5. Simulated Trading Environment

This model requires traders to trust in the firm's integrity and its technological infrastructure's ability to accurately replicate trades in the real market. While this system can work well, it's important to be aware that it can be vulnerable to exploitation by bad actors. There have been controversial cases where firms such as MyForexFunds and Leveled Up Society have faced accusations of operating against the best interests of their traders. This underscores the necessity for thorough research and caution when selecting a prop firm.

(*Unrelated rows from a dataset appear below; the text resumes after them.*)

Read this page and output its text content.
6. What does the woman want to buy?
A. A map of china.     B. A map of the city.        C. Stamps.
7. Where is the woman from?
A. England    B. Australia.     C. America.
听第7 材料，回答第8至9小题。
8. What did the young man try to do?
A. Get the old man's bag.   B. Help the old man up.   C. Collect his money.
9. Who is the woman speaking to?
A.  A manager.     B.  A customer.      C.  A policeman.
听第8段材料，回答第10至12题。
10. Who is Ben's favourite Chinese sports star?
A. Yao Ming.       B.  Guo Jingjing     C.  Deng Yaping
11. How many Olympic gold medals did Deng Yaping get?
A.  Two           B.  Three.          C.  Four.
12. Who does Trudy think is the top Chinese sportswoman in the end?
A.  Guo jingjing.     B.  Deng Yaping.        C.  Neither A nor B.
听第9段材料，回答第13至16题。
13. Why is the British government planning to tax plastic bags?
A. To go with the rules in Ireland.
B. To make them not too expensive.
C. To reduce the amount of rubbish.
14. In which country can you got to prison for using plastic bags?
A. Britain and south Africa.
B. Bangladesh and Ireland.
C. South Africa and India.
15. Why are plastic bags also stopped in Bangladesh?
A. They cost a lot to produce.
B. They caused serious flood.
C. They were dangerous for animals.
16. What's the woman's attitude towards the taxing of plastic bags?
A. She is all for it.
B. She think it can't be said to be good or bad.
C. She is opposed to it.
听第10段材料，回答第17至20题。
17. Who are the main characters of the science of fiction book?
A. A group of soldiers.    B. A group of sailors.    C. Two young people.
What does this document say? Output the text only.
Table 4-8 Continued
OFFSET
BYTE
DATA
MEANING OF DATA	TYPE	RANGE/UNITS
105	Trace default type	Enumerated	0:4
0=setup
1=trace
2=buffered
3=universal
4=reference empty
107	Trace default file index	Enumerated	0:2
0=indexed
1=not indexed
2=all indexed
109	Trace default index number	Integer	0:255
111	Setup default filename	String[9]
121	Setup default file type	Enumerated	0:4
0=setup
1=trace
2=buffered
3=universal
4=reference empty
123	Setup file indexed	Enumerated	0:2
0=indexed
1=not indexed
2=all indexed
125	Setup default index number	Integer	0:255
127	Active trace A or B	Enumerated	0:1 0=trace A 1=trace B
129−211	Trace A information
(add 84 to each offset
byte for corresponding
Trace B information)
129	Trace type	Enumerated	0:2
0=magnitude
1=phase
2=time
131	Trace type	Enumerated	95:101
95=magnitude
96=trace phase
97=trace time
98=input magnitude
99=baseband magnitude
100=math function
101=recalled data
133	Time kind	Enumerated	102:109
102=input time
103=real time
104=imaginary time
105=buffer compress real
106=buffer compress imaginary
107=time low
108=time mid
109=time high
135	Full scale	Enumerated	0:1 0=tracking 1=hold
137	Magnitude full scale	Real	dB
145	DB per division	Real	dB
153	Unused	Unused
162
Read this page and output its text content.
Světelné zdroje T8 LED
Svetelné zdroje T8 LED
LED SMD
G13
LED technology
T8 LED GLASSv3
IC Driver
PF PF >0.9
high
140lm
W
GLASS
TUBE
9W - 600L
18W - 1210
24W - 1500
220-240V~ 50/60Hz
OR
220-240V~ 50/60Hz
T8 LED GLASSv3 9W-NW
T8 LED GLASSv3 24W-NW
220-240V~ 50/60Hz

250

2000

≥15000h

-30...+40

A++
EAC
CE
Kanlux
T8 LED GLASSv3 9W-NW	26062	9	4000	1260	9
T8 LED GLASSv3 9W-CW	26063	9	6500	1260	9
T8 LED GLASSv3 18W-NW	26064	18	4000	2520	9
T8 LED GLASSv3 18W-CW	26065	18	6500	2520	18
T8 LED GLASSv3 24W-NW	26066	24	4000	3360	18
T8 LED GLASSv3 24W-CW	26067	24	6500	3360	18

6. Heightened Slippage Risks

In a simulated trading environment, due to small delay between order placement and execution in the live market, the risk of slippage is heightened. Slippage refers to the discrepancy between the expected price of a trade and actual price at which it's executed. This risk is further elevated during volatile market conditions, and can result in unexpected losses or missed opportunities, sometimes through no direct fault of the trader.

7. The Evaluation Process

Most prop firms require traders to pass a challenge to access funded accounts. Many traders struggle with this step, often breaching rules or failing to meet profit targets, leading to the loss of evaluation fees. While gaining access to a funded account allows for trading with the firm's capital, avoiding the risk of losing personal funds, if a trader is unable to pass this first step they could rack up losses before even having the chance to make a profit.

8. Regulatory Scrutiny

Prop trading, being a relatively new and less regulated field, is susceptible to potential scams and has recently drawn the attention of regulatory bodies. Firm regulations are likely to come in the near future. This is likely beneficial in the long run, as regulations ultimately serve to protect traders and reinforce the legitimacy of trusted prop firms. However, the current landscape presents some challenges, introducing an element of uncertainty regarding the trustworthiness of some firms as well as the future regulatory outlook for the industry

Summary of the cons:

Prop trading offers the chance to access significant capital and potential profits but, as the 'cons' show, it's not suitable for everyone. If you're considering joining a prop firm, remember, there’s no one-size-fits-all approach. Thoroughly review this article to fully appreciate both the pros and cons to determine if prop trading aligns with your trading goals and style.

Wrap up:

Despite the hurdles, many traders continue to find success and financial rewards through prop firms. With the right skills, determination, and informed decision-making, you could join their ranks. Ultimately, it comes down to joining the right prop firm. And that's where research comes in. Read the in-depth reviews on this site and subscribe to the Prop Choice YouTube channel to watch our detailed prop firm reviews and insightful content to equip you with the knowledge you need to make an informed decision.

Once you find the right prop firm, you'll gain more than just capital; you'll find a supportive community with resources designed to improve your trading skills and increase your chances of success in the markets. The decision to join a prop firm is yours to make, but with the right information and guidance, you can make a the choice that's right for you.